BB. O efeito prático-económico visado pelas partes com o contrato foi, claramente, obter a exoneração da L., S.A., relativamente à dívida que tinha para com a L. SGPS, por via da compensação com o crédito que, por sua vez, detinha sobre a L. UCRL.
CC. Em termos materiais esta operação não envolveu qualquer perdão de dívida.
DD. O perdão de dívida é o contrato pelo qual o credor renuncia ao direito de exigir a prestação, com o assentimento do devedor, é designado na lei portuguesa como remissão e toma natureza contratual (art. 863º, n.º 1, do Código Civil).
EE. O acordo de compensação de saldos em apreço nos autos e os efeitos que lhe estão associados não assumem as características da remissão de dívidas.
FF. Pela mera observação da realidade económica do negócio, constata-se que não decorreu do acordo de compensação de saldos nenhum avantajamento patrimonial da L. UCRL.
GG. O montante que ela devia antes continuou a dever depois, embora a um credor distinto.

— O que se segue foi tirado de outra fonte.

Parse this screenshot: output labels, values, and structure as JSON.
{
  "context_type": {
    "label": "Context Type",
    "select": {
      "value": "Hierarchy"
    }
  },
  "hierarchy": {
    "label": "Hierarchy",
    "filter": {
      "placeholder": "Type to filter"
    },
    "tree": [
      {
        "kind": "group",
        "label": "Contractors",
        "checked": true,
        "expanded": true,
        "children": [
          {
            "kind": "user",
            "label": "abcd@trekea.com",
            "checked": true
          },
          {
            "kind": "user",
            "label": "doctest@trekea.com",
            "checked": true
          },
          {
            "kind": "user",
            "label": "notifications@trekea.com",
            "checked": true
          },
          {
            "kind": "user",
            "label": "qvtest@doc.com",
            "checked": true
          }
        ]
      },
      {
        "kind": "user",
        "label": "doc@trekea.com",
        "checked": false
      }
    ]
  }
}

E as características da dívida também não se alteraram.
HH. A impugnante admitiu que, de um ponto de vista estritamente jurídico, a designação dada pelas partes ao contrato não é a mais rigorosa.

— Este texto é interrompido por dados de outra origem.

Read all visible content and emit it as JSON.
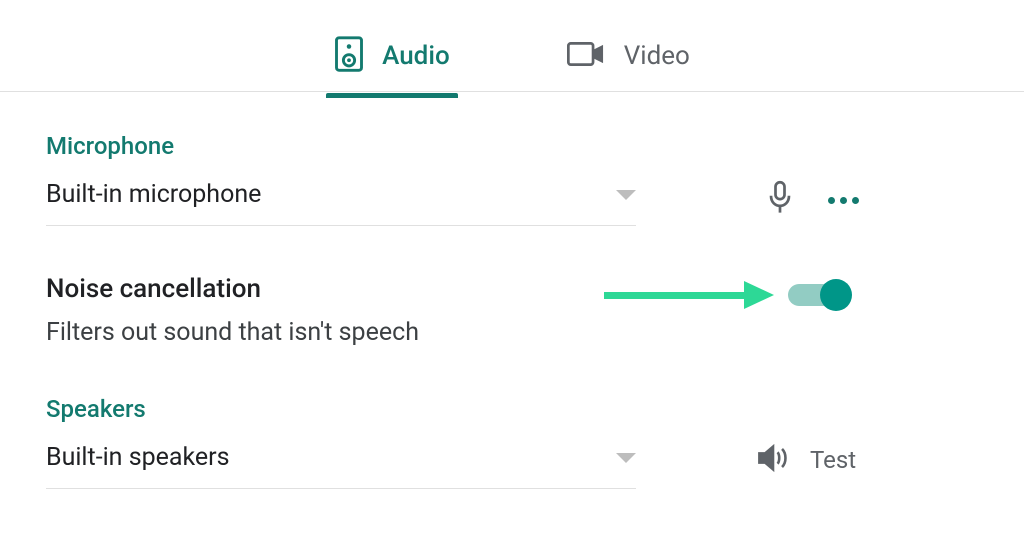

II. O que interveio na hipótese em apreço não foi uma autêntica compensação de créditos, porque não existe identidade entre os sujeitos das duas relações creditórias em jogo – apenas a L., S.A., era simultaneamente credora e devedora, tal não acontecendo com a L. UCRL e a L. SGPS.
JJ. A compensação, enquanto meio de extinção das obrigações, supõe que os titulares do crédito e do contra-crédito sejam simultaneamente, os sujeitos das posições passivas correspondentes (art. 847º, n.º 1, do Código Civil).
KK. Numa perspectiva económica ou finalística, percebe-se bem que as partes tenham qualificado o contrato como um acordo de compensação, sobretudo se se encarar a operação do ponto de vista da L., S.A.: esta como que compensa a sua dívida à L. SGPS com o crédito sobre a L. UCRL, o que lhe permite sair de cena deixando em seu lugar, como devedora, a L. UCRL.
LL. A compensação de saldos prevista no acordo reconduz-se a uma cessão do crédito da L., S.A., à L. SGPS que é feita em cumprimento da dívida daquela para com esta última.
MM. No acordo de compensação de saldos, o que parece fundamental, não obstante a já assinalada imprecisão terminológica, é a vontade de compensação entre créditos e de, por essa via, obter a exoneração da L., S.A.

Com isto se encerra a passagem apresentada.